Search code examples
scalaapache-sparkreal-timespark-streaming

Spark Streaming RDD with a list of previous values


I'm not really sure how to do this with Spark Streaming, it is really giving me a headache. I have an input stream of some users, for example User1, User2, etc with some parameters, which are not important for now. Then I do some processing on those parameters and get a current state of the user, which can be, for example A, B, C, like this:

   (User1, A)
   (User2, B)
   (User3, B)

In some other point in the near future I get a new set of events, which might be like this:

   (User1, C)
   (User2, B)
   (User3, A)

Until now it is no problem. The tricky part is how to generate a RDD which could have a structure like this, for all of the events in the last X seconds:

   (User1, (A, C))
   (User2, (B, B))
   (User3, (B, A))

If it is not obvious, I would like to generate a list of the previous states the user was in in the last X seconds. Is there a way of achieving this with Spark Streaming? Until now I would usually do this with Esper, but Spark Streaming still looks something useful for the job.

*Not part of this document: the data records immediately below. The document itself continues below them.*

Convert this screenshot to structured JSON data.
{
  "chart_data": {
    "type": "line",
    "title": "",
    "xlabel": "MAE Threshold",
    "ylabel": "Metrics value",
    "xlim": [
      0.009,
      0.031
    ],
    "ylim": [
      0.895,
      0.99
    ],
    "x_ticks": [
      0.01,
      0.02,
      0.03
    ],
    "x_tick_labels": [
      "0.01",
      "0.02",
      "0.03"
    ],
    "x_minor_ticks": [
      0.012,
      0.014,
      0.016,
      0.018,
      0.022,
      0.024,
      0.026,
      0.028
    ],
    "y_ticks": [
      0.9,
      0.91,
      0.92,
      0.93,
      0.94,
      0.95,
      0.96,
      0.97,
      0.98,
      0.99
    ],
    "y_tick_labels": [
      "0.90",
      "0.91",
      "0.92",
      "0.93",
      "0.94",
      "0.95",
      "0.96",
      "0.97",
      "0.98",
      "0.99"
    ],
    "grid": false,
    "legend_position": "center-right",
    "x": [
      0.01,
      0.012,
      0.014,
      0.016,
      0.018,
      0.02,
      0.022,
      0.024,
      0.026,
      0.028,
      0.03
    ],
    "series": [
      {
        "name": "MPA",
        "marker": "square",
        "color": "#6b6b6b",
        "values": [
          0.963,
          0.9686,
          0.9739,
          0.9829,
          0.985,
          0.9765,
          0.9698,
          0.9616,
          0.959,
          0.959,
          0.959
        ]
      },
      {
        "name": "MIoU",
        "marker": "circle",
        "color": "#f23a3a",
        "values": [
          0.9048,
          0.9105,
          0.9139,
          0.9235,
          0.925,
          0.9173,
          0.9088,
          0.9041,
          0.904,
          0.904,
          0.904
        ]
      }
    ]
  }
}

I'm not limiting myself to a tuple in the examples above, the parenthesis are only for explaining the process.

Edit:

Here is a code example I have so far.

val userZone = positions.map(position =>
      if (
        position.latitude > 45.445 &&
          position.latitude < 45.48 &&
          position.longitude > 9.14 &&
          position.longitude < 9.24)
        (position, "center")
      else (position, "out")

    val groupedByZones = userZone.groupByKeyAndWindow(Seconds(120))
    groupedByZones.foreachRDD(rdd =>
    {
      rdd.foreach(record => {
        println(record._1.userid + ":" + record._2)
      })
    })

So my desired output should be something like:

U1: (center, out, center)
U2 (center,center,out)...

But for now I'm only getting separate values like:

U1 : center
U1 : out
U1 : center

I hope I'm being clear.


Solution

  • So there are a few ways to do this in Spark Streaming. The simplest that comes to mind is groupByKeyAndWindow (which you can see in http://spark.apache.org/docs/latest/api/scala/index.html#org.apache.spark.streaming.dstream.PairDStreamFunctions ).